Of course, the answer “we all know” is supposed to be yes. But the record numbers of European Jews making aliyah, or the ones who get trapped in synagogues by Islamist mobs, or the ones who are massacred in kosher supermarkets, or the ones who get beat up on the street for wearing kippot, might give a different answer. Here again, Judt the historian shuts his eyes to what is actually happening in the world, in order to advance the comforting idea that Zionism and its imperatives of self-defense are obsolete.
It is not just when writing about Jewish subjects that Judt reveals himself to be more actuated by myth and sentiment than by history. The fourth section of When the Facts Change is devoted to laments for the passing of the postwar welfare state, which is embodied for Judt in the British rail system of his youth. “The railways were and remain the necessary and natural accompaniment to the emergence of civil society,” he writes. Running a national rail network is “something the market cannot accomplish,” but which the government must supply as a public good. Yet this preference for rail travel appears to be an aesthetic choice, rather than an economic or environmental necessity. It corresponds to Judt’s distaste for SUVs, and by implication the Americans who buy them, as “oversized and overweight … a dangerous anachronism.”

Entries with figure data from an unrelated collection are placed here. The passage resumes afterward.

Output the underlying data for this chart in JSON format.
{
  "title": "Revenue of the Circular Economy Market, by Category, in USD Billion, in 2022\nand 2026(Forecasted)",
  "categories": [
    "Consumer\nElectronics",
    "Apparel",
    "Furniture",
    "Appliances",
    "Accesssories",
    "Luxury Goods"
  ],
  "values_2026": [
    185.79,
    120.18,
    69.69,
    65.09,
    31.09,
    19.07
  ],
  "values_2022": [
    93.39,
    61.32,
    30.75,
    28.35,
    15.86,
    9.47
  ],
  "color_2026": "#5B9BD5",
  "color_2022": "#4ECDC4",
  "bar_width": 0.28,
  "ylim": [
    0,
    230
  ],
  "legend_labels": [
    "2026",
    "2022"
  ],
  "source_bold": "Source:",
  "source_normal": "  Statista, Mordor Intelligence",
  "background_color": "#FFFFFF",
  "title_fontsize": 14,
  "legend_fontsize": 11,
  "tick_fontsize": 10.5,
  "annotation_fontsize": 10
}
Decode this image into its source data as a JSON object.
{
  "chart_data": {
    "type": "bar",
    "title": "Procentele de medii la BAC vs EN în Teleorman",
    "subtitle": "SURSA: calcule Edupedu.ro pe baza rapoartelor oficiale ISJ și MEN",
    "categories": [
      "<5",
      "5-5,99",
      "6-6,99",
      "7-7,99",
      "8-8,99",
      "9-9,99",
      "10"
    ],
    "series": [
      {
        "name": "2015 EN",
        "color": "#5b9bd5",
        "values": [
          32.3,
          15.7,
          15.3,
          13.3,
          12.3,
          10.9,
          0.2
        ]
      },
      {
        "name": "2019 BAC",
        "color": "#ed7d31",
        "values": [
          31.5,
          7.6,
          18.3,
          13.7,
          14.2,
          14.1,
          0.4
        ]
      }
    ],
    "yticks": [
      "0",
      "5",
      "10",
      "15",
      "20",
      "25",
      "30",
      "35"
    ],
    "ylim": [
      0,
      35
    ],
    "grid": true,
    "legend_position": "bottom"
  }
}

As with Israel, the charge of “anachronism” is made to do the work of analysis and argument. Because “we” instinctively feel that something is uncomfortably old-fashioned, we can feel good about looking down on it. Nowhere is there a concrete argument as to why taxpayers should pay for a rail network they neither need, want, nor use. Similarly, Judt repeatedly attacks the Clinton-era welfare reform act, comparing it to the Poor Law of Dickens’s time, without ever bothering to explain what welfare reform actually did (it did not establish workhouses), or why so many people, including Democrats, felt it to be a good idea. In all these cases, Judt gives up the responsibilities of the historian—to explain why things are the way they are—for the gratifications of the editorialist—rebuking and exhorting about the way things should be. The result is that his essays read as symptoms of their age, rather than explanations of it.